State Broadcasters release their second album, The Ghosts We Must Carry, tomorrow. It’s so good, I’ve been listening to it on repeat whilst playing Age of Empires II.
Randolph’s Leap are a Glasweigan folk act who are due release their EP, Battleships and Kettle Chips, on the 15th of November. The EP is also the first release of the fledgling record label Olive Grove Records. But Dauphin gets to listen to it before you do. Why? Because we have good manners, and because you’re a peasant.
Moving on from feudal hierarchies to new music; Randolph’s Leap are a folk-minimalist band with strong overtones of Neutral Milk Hotel and early Belle & Sebastian. Lead vocalist Adam Ross excels in his role as frontman/storyteller; showing a readiness to tackle both Celtic folk mysticism on Cassie O’Tone and simple cute pop on Back To Square One.

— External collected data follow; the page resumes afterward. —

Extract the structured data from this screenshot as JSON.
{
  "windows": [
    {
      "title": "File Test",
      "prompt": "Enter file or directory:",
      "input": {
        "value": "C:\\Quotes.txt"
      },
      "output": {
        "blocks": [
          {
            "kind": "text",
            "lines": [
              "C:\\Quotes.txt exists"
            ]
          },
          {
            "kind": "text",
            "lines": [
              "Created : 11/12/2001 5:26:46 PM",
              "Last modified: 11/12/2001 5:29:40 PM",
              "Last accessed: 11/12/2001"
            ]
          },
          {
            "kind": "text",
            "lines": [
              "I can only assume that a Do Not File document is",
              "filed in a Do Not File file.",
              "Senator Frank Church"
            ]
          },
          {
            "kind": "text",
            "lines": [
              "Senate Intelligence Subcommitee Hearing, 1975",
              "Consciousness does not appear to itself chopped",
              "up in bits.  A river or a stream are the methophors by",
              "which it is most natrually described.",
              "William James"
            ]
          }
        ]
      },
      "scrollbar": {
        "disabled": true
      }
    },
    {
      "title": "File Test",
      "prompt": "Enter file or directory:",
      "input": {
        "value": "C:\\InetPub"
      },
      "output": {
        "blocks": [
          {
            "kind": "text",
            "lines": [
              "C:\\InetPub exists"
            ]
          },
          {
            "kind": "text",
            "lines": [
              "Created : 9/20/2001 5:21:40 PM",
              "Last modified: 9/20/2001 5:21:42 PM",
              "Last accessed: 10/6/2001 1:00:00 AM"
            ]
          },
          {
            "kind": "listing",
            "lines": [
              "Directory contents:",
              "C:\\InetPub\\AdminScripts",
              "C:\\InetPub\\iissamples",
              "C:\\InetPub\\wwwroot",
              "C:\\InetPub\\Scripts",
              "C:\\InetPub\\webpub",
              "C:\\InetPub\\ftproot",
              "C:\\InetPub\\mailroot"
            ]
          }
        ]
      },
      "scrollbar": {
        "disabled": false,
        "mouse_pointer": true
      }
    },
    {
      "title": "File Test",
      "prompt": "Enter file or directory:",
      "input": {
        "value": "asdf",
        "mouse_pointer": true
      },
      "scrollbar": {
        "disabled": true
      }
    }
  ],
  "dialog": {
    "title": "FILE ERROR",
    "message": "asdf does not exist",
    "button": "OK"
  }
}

Whereas the stripped-back acoustic melodies on Going Home reveal a leaning towards the anti-folk delicacy of Laura Marling, the a capella harmonies owe more to Fleet Foxes or Stornoway. The climbing, rousing chorus of As I Lie In The Mud will appeal to fans of Edinburgh-based Chasing Owls, whilst the quirky, chirpy charm of final tune Undergod is a palm-sized cocklewarmer.
Quite frankly, this is just a really good collection of songs.
Randolph’s Leap offer a hidden vein of folk-coloured precious stone on Battleships and Kettle Chips, and it’s a mine that might not stay hidden for long if they continue producing tracks as good as this. Keep on truckin’.